Support for Medicare-style, government long-term care insurance program surges, large AP-University of Chicago poll finds
Skilled nursing providers and inpatient rehab facilities offer clashing views on Medicare payments
The idea of a government-run long-term care insurance program similar to Medicare has become much more popular in the last year, according to the findings of a large nationwide survey. Independent research organization NORC at the University of Chicago and The Associated Press conducted the 1,400-person poll.

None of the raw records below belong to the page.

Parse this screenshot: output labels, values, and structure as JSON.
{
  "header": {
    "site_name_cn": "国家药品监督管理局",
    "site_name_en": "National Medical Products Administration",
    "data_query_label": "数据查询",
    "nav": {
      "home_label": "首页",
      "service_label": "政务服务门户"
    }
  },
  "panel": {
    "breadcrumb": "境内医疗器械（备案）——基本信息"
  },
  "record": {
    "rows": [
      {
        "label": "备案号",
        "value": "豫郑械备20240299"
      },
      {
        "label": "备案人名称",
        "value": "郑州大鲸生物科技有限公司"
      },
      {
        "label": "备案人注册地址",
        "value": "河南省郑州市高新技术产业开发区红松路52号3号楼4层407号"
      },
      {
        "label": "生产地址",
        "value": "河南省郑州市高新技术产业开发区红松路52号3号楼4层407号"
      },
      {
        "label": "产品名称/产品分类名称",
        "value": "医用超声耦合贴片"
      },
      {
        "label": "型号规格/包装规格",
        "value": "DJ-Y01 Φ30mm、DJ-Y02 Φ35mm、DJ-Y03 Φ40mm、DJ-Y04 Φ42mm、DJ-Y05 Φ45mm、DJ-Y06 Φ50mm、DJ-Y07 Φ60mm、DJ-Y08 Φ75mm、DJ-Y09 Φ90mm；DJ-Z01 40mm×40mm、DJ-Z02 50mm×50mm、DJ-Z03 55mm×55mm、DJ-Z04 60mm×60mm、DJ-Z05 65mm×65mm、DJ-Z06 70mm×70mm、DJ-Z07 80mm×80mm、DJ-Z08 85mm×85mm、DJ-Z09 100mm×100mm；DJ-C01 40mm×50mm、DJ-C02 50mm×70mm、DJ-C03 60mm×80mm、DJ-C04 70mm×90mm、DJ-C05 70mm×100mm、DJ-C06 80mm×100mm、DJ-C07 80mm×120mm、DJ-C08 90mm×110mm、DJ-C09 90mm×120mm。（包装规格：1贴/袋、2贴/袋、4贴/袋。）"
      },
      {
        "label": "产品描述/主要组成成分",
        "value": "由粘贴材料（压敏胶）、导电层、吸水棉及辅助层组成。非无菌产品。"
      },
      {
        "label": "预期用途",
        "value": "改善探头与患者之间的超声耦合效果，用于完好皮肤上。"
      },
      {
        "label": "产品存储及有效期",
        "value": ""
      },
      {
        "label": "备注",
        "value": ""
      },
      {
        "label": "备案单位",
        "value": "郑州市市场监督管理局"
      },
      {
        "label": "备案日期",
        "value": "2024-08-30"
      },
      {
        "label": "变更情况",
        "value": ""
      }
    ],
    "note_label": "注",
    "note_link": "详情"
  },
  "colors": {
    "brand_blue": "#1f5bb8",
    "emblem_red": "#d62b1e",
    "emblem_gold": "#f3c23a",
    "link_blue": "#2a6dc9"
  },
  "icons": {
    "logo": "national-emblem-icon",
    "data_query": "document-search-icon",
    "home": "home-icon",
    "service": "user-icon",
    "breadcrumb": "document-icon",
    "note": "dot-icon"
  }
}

Among respondents at least 40 years old, support for a Medicare-style program increased 7 percentage points from last year's inaugural long-term care survey, reaching 58%.
Support among black respondents spiked 21 points, to 77%. And support rose 13 points, to 65%, among households with less than $50,000 in annual income.
The research organizations did not offer an explanation as to why these increases occurred.
Despite growing support for a federal program specifically designed to cover long-term care, government action does not appear likely, the AP noted in an article accompanying the poll results. It highlighted the failure of the Congressional Long-Term Care Commission to agree on payment reforms in a report issued last year. The Commission was convened after Congress scrapped the CLASS Act — a component of the Affordable Care Act that would have revamped the government's role in paying for long-term care.
The AP article also noted that many people still mistakenly believe that Medicare itself funds ongoing skilled nursing facility care. Furthermore, long-term care planning still is not common — people are more likely to discuss their funeral plans with loved ones, the poll found.